Here Be Whales

a black and white image showing whales moving underwater.
Hondartza Fraga, The Secondhand Whale (2013)

Left Bank Leeds, a beautiful, deconsecrated church and now gallery, workspace, coffee bar and event space, plays host to Here Be Whales until the 27 March. The day I visited the wind was blowing in that insistent way wind does when it wants to make its presence felt, and standing inside the Porch Gallery with the doors still open to the blustery street was a fine place to view the exhibition. Curated by Martha Cattell, Hondartza Fraga and Sophia Nicolov, this is a gathering point for artists working in various media to explore and interrogate representations and stories of a threatened, wild and lovely species.

Curators’ talks at the exhibition opening touched on natural history politics and ethics. The exhibition runs in parallel with an associated one at Hull Maritime Museum (until 22 April), and there will be a screening of the film The Whale Rider (2002) at Left Bank on closing night. This is in keeping with the venue’s tradition of showing art that engages with the audience on a variety of levels and uses a range of outputs. The audience can take what it wishes from this exhibition, and its possibilities are many.
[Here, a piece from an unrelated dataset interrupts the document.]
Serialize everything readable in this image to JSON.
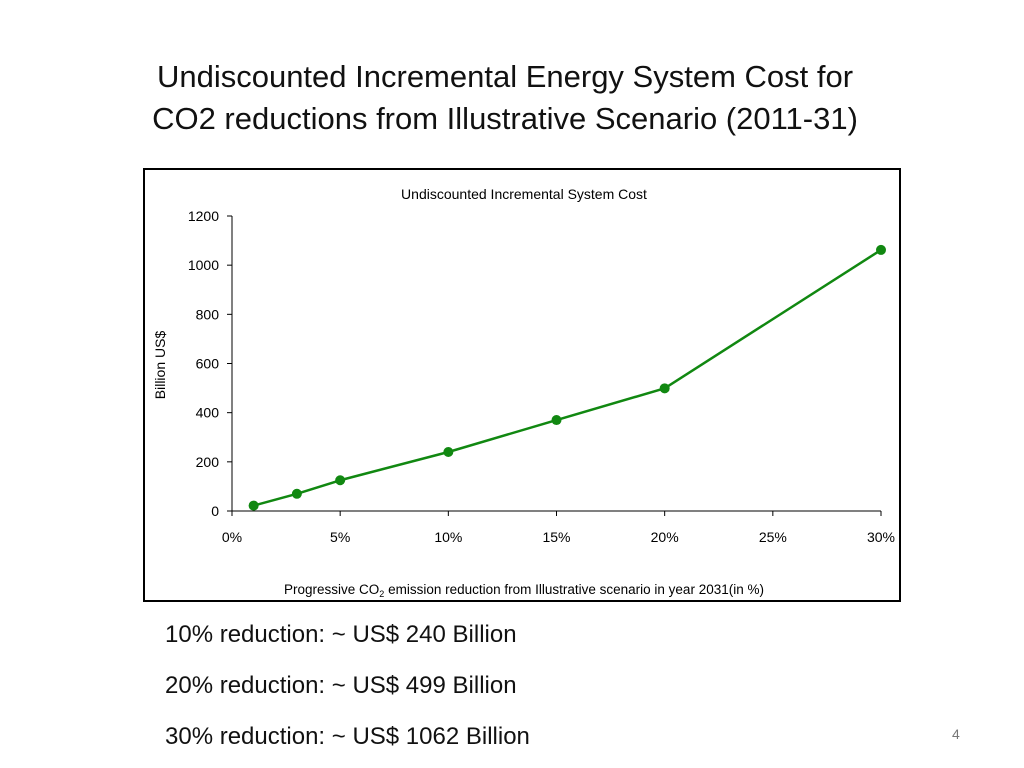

The space itself provides a calm rectangle within which to view a display of drawing, sculpture, collage texture and video. Cattell’s tiny collages, ‘Capturing Whales’, challenge our desire to view whales as the Other, and as tourist attraction. Pencil drawings by Fraga on the cover of a whaling book remind us that myth and fiction are our usual conduits for understanding the whale, whilst her video ‘Natural Habitat’ provides a commentary on the vitrine, the disembodied whale; the conceptual art representation of creatures that self-evidently do not belong in museums or glass cases.

Marina Rees’ filmed investigation of a pilot whale under a microscope is accompanied by a soundtrack created from the bones’ interaction with a contact microphone. The tiny, dense and intricate landscapes of anatomy and physiognomy chime with the textured sound and reverberation of the soundtrack. In contrast, her small biodegradable plastic and sand sculptures point towards a more sustainable oceanic future. The ink drawings and etchings by Philippa Dobson incorporate Pictish symbols and record, through fragile tracing paper, the surfaces of a found whale vertebra[1].

Helen Cann’s map triptych reprises the narrative of her journey from Reykjavik to Gothenburg in search of whales and dolphins and Angela Cockayne’s blueprints explore human interaction with the natural environment. Caroline Hack’s machine-embroidered digital maps add a textural resonance that emphasise both the social and economic importance of the whaling industry and the visceral, emotional response many have to that trade. Her work ‘Pewter Whales’ is simply and starkly listed in the catalogue as ‘ingredients made from a whale and damage inflicted on whales’. This speaks for itself and, being the last thing I saw and read, adds a poignant coda to my visit as I step out into a wind that sounds just a little bit more like whale cries now than it did before.

Here Be Whales, Left Bank, Leeds. 4 February-27 March 2019.

Karen Tobias-Green is a lecturer, researcher and writer at Leeds Arts University.

[1] The Picts were a confederation of peoples who lived in what is today eastern and northern Scotland during the Late Iron Age and Early Medieval periods.